4. Isaiah was married (8:3). His wife is called a prophetess – role or gift?

5. Isaiah had two sons (7:3, 8:3) whose names reflected the two themes of this book – judgment and restoration: “a remmant returns” and “hasten the spoil, hurry the plunder”

6. Isaiah was called into ministry. (6:1-13).

7. He ministered over the course of 60 years (740 BC -681BC) over the reigns of four different kings

8. Isaiah is the most quoted prophet in the New Testament. Much of my understanding of Isaiah in the past came from my familiarity with the New Testament.

9. Isaiah was a man in touch with God (6:1)

Who loved the people of his nation (“my people”) His prophecy was mainly to the nation of Judah, which is the southern kingdom of Israel whose capital was Jerusalem.
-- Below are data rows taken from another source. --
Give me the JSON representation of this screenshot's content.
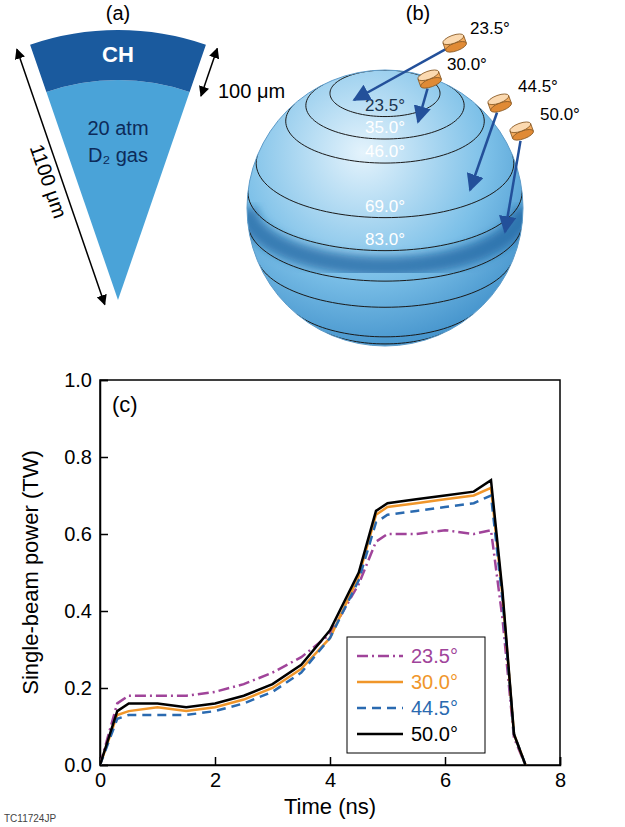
{
  "figure_id": "TC11724JP",
  "diagram_a": {
    "label": "(a)",
    "shell": "CH",
    "shell_thickness": "100 μm",
    "radius": "1100 μm",
    "gas": [
      "20 atm",
      "D₂ gas"
    ]
  },
  "diagram_b": {
    "label": "(b)",
    "latitudes": [
      {
        "value": 23.5,
        "label": "23.5°"
      },
      {
        "value": 35.0,
        "label": "35.0°"
      },
      {
        "value": 46.0,
        "label": "46.0°"
      },
      {
        "value": 69.0,
        "label": "69.0°"
      },
      {
        "value": 83.0,
        "label": "83.0°"
      }
    ],
    "beams": [
      "23.5°",
      "30.0°",
      "44.5°",
      "50.0°"
    ]
  },
  "chart_data": {
    "type": "line",
    "annotations": [
      "(c)"
    ],
    "x_label": "Time (ns)",
    "y_label": "Single-beam power (TW)",
    "x": [
      0,
      0.3,
      0.5,
      1,
      1.5,
      2,
      2.5,
      3,
      3.5,
      4,
      4.5,
      4.8,
      5,
      5.5,
      6,
      6.5,
      6.8,
      7,
      7.2,
      7.4
    ],
    "series": [
      {
        "name": "23.5°",
        "color": "#a0449a",
        "line_style": "dashdot",
        "values": [
          0,
          0.16,
          0.18,
          0.18,
          0.18,
          0.19,
          0.21,
          0.24,
          0.28,
          0.34,
          0.47,
          0.58,
          0.6,
          0.6,
          0.61,
          0.6,
          0.61,
          0.38,
          0.07,
          0
        ]
      },
      {
        "name": "30.0°",
        "color": "#f0962a",
        "line_style": "solid",
        "values": [
          0,
          0.13,
          0.14,
          0.15,
          0.14,
          0.15,
          0.17,
          0.2,
          0.25,
          0.33,
          0.49,
          0.65,
          0.67,
          0.68,
          0.69,
          0.7,
          0.72,
          0.44,
          0.08,
          0
        ]
      },
      {
        "name": "44.5°",
        "color": "#2a6ab0",
        "line_style": "dashed",
        "values": [
          0,
          0.12,
          0.13,
          0.13,
          0.13,
          0.14,
          0.16,
          0.19,
          0.24,
          0.33,
          0.48,
          0.63,
          0.65,
          0.66,
          0.67,
          0.68,
          0.7,
          0.43,
          0.08,
          0
        ]
      },
      {
        "name": "50.0°",
        "color": "#000000",
        "line_style": "solid",
        "values": [
          0,
          0.14,
          0.16,
          0.16,
          0.15,
          0.16,
          0.18,
          0.21,
          0.26,
          0.35,
          0.5,
          0.66,
          0.68,
          0.69,
          0.7,
          0.71,
          0.74,
          0.45,
          0.08,
          0
        ]
      }
    ],
    "xlim": [
      0,
      8
    ],
    "xticks": [
      0,
      2,
      4,
      6,
      8
    ],
    "ylim": [
      0,
      1
    ],
    "yticks": [
      {
        "value": 0,
        "label": "0.0"
      },
      0.2,
      0.4,
      0.6,
      0.8,
      {
        "value": 1,
        "label": "1.0"
      }
    ],
    "legend": "lower right",
    "grid": false
  }
}
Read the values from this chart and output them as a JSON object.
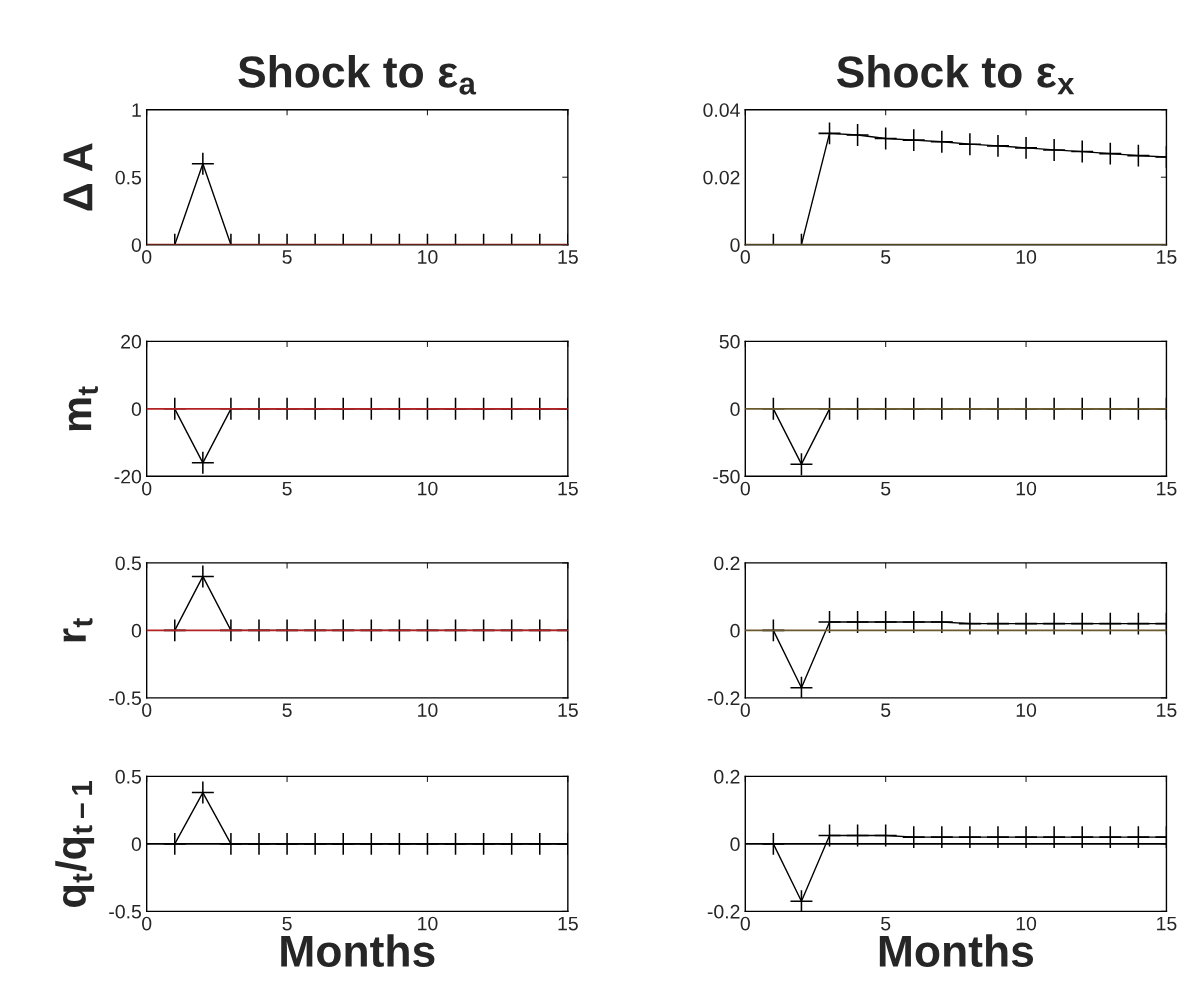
{
  "chart_data": [
    {
      "type": "line",
      "title": "Shock to ε$_{a}$",
      "ylabel": "Δ A",
      "x": [
        1,
        2,
        3,
        4,
        5,
        6,
        7,
        8,
        9,
        10,
        11,
        12,
        13,
        14,
        15
      ],
      "xlim": [
        0,
        15
      ],
      "xticks": [
        0,
        5,
        10,
        15
      ],
      "ylim": [
        0,
        1
      ],
      "yticks": [
        0,
        0.5,
        1
      ],
      "marker": "cross",
      "line_style": "solid",
      "grid": false,
      "series": [
        {
          "color": "#000000",
          "values": [
            0,
            0.6,
            0,
            0,
            0,
            0,
            0,
            0,
            0,
            0,
            0,
            0,
            0,
            0,
            0
          ]
        }
      ],
      "ref_lines": [
        {
          "axis": "y",
          "value": 0,
          "color": "#8b2a1a"
        }
      ]
    },
    {
      "type": "line",
      "title": "Shock to ε$_{x}$",
      "x": [
        1,
        2,
        3,
        4,
        5,
        6,
        7,
        8,
        9,
        10,
        11,
        12,
        13,
        14,
        15
      ],
      "xlim": [
        0,
        15
      ],
      "xticks": [
        0,
        5,
        10,
        15
      ],
      "ylim": [
        0,
        0.04
      ],
      "yticks": [
        0,
        0.02,
        0.04
      ],
      "marker": "cross",
      "line_style": "solid",
      "grid": false,
      "series": [
        {
          "color": "#000000",
          "values": [
            0,
            0,
            0.033,
            0.0325,
            0.0315,
            0.031,
            0.0305,
            0.0298,
            0.0293,
            0.0287,
            0.0281,
            0.0276,
            0.027,
            0.0264,
            0.026
          ]
        }
      ],
      "ref_lines": [
        {
          "axis": "y",
          "value": 0,
          "color": "#6b5a2e"
        }
      ]
    },
    {
      "type": "line",
      "ylabel": "m$_{t}$",
      "x": [
        1,
        2,
        3,
        4,
        5,
        6,
        7,
        8,
        9,
        10,
        11,
        12,
        13,
        14,
        15
      ],
      "xlim": [
        0,
        15
      ],
      "xticks": [
        0,
        5,
        10,
        15
      ],
      "ylim": [
        -20,
        20
      ],
      "yticks": [
        -20,
        0,
        20
      ],
      "marker": "cross",
      "line_style": "solid",
      "grid": false,
      "series": [
        {
          "color": "#000000",
          "values": [
            0,
            -16,
            0,
            0,
            0,
            0,
            0,
            0,
            0,
            0,
            0,
            0,
            0,
            0,
            0
          ]
        }
      ],
      "ref_lines": [
        {
          "axis": "y",
          "value": 0,
          "color": "#b22222"
        }
      ]
    },
    {
      "type": "line",
      "x": [
        1,
        2,
        3,
        4,
        5,
        6,
        7,
        8,
        9,
        10,
        11,
        12,
        13,
        14,
        15
      ],
      "xlim": [
        0,
        15
      ],
      "xticks": [
        0,
        5,
        10,
        15
      ],
      "ylim": [
        -50,
        50
      ],
      "yticks": [
        -50,
        0,
        50
      ],
      "marker": "cross",
      "line_style": "solid",
      "grid": false,
      "series": [
        {
          "color": "#000000",
          "values": [
            0,
            -41,
            0,
            0,
            0,
            0,
            0,
            0,
            0,
            0,
            0,
            0,
            0,
            0,
            0
          ]
        }
      ],
      "ref_lines": [
        {
          "axis": "y",
          "value": 0,
          "color": "#6b5a2e"
        }
      ]
    },
    {
      "type": "line",
      "ylabel": "r$_{t}$",
      "x": [
        1,
        2,
        3,
        4,
        5,
        6,
        7,
        8,
        9,
        10,
        11,
        12,
        13,
        14,
        15
      ],
      "xlim": [
        0,
        15
      ],
      "xticks": [
        0,
        5,
        10,
        15
      ],
      "ylim": [
        -0.5,
        0.5
      ],
      "yticks": [
        -0.5,
        0,
        0.5
      ],
      "marker": "cross",
      "line_style": "solid",
      "grid": false,
      "series": [
        {
          "color": "#000000",
          "values": [
            0,
            0.4,
            0,
            0,
            0,
            0,
            0,
            0,
            0,
            0,
            0,
            0,
            0,
            0,
            0
          ]
        }
      ],
      "ref_lines": [
        {
          "axis": "y",
          "value": 0,
          "color": "#b22222"
        }
      ]
    },
    {
      "type": "line",
      "x": [
        1,
        2,
        3,
        4,
        5,
        6,
        7,
        8,
        9,
        10,
        11,
        12,
        13,
        14,
        15
      ],
      "xlim": [
        0,
        15
      ],
      "xticks": [
        0,
        5,
        10,
        15
      ],
      "ylim": [
        -0.2,
        0.2
      ],
      "yticks": [
        -0.2,
        0,
        0.2
      ],
      "marker": "cross",
      "line_style": "solid",
      "grid": false,
      "series": [
        {
          "color": "#000000",
          "values": [
            0,
            -0.17,
            0.025,
            0.025,
            0.025,
            0.025,
            0.025,
            0.02,
            0.02,
            0.02,
            0.02,
            0.02,
            0.02,
            0.02,
            0.02
          ]
        }
      ],
      "ref_lines": [
        {
          "axis": "y",
          "value": 0,
          "color": "#6b5a2e"
        }
      ]
    },
    {
      "type": "line",
      "ylabel": "q$_{t}$/q$_{t−1}$",
      "xlabel": "Months",
      "x": [
        1,
        2,
        3,
        4,
        5,
        6,
        7,
        8,
        9,
        10,
        11,
        12,
        13,
        14,
        15
      ],
      "xlim": [
        0,
        15
      ],
      "xticks": [
        0,
        5,
        10,
        15
      ],
      "ylim": [
        -0.5,
        0.5
      ],
      "yticks": [
        -0.5,
        0,
        0.5
      ],
      "marker": "cross",
      "line_style": "solid",
      "grid": false,
      "series": [
        {
          "color": "#000000",
          "values": [
            0,
            0.38,
            0,
            0,
            0,
            0,
            0,
            0,
            0,
            0,
            0,
            0,
            0,
            0,
            0
          ]
        }
      ],
      "ref_lines": [
        {
          "axis": "y",
          "value": 0,
          "color": "#000000"
        }
      ]
    },
    {
      "type": "line",
      "xlabel": "Months",
      "x": [
        1,
        2,
        3,
        4,
        5,
        6,
        7,
        8,
        9,
        10,
        11,
        12,
        13,
        14,
        15
      ],
      "xlim": [
        0,
        15
      ],
      "xticks": [
        0,
        5,
        10,
        15
      ],
      "ylim": [
        -0.2,
        0.2
      ],
      "yticks": [
        -0.2,
        0,
        0.2
      ],
      "marker": "cross",
      "line_style": "solid",
      "grid": false,
      "series": [
        {
          "color": "#000000",
          "values": [
            0,
            -0.17,
            0.025,
            0.025,
            0.025,
            0.02,
            0.02,
            0.02,
            0.02,
            0.02,
            0.02,
            0.02,
            0.02,
            0.02,
            0.02
          ]
        }
      ],
      "ref_lines": [
        {
          "axis": "y",
          "value": 0,
          "color": "#000000"
        }
      ]
    }
  ]
}
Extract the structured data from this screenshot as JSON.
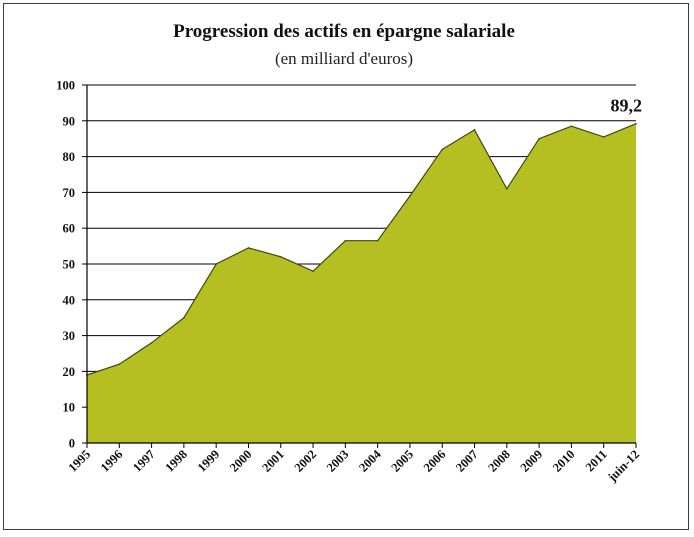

He was talking to the Jews, those called by God as the chosen nation – those who had received the promise of the Messiah and the Law of Moses. More about them next week.

Who hated sin and false worship. Saw their worship was futile and hypocritical.

Who was a skillful communicator using symbols to portray spiritual truths and signs to catch the people’s attention. He was a poet using beautiful imagery. He gave great insight into God’s character. The name of God, the Holy One of Israel, is used in Isaiah over 25 times and it is very seldom used in rest of scripture.

Isaiah was a prophet and a poet who was called by God to deliver a message to His people.

III. What is Isaiah’s message to God’s people? Let’s take a look at the structure of the book to see its context – what it’s all about - and the purpose of the book – the aim of the author.

Compared it to the books in the Bible it can be divided similarly.

Bible Isaiah Message

66 Books 66 chapters

39 In Old Testament 1- 39 Law and Government

27 in New Testament 40-66 Grace and


Division of chapters

1. Judgment chapters 1-35 Poetry

Because of his prophetic gifts, Isaiah was able to see the impending ruin of a great nation.

He gave words of warning to both Israel and Judah that Assyria, the dominant world power was on the move. God was using them to judge the sin of the nation.

He interspersed the message of judgment with a message of hope and promise. There would be a deliverer – ultimately the Lord Jesus Christ.

2. Historical chapters 36-39 Prose

Focuses on two key events during the reign of King Hezekiah: God’s sparing Jerusalem from captivity under the Assyrians and then King Hezekiah’s foolishness with Babylon which led to their eventual captivity by Babylon.

3. Comfort/salvation chapters 40-66 Poetry

Chapter 40:1 sets the whole mood of this section. “Comfort, comfort my people says the Lord.”

Isaiah turns from a message of judgment to consolation and hope, from the impending suffering to the eventual deliverance of his people.

He speaks of the glory to come when final deliverance comes through Jesus and his reign.

He gives us pictures of God’s grace and glory to come which is ours even now as we trust Jesus with our very lives.

So why should we study Isaiah? Why would this book, written over 2500 years ago, make an impact on my life today? O yours? We will understand not just God’s plan for the future when Jesus establishes his reign, but this study will make our lives better now. As we see God’s holiness, as we see God’s grace available to us, I pray that God will stir our hearts to walk in love and obedience toward him.

I John 3:3 says “Everyone who has this hope in him purifies himself, just as He is pure.” God is holy and wants us to be a reflection of that beauty here and now. He longs us to be that oak of righteousness the planting of the Lord to display his splendor (Isaiah 61:3b). We can build on that foundation - that sure foundation – that many of you may already have laid in your life in relationship to God.

That brings me to our KEEPSAKE TRUTH. Isaiah 33:6

“He (God) will be a sure foundation for your times, a rich store of salvation and wisdom and knowledge; the fear of the Lord is the key to this treasure.”

We will add to the explanation of this verse over the next three weeks… but for today I challenge you that this study on Isaiah will give you stability. It will help you lay down the first stones of your foundation in Jesus. It will fortify, repair or even renew your foundation in Jesus Christ.

God will be a sure foundation for your times….will you come on this adventure with me and discover God’s truth for your life?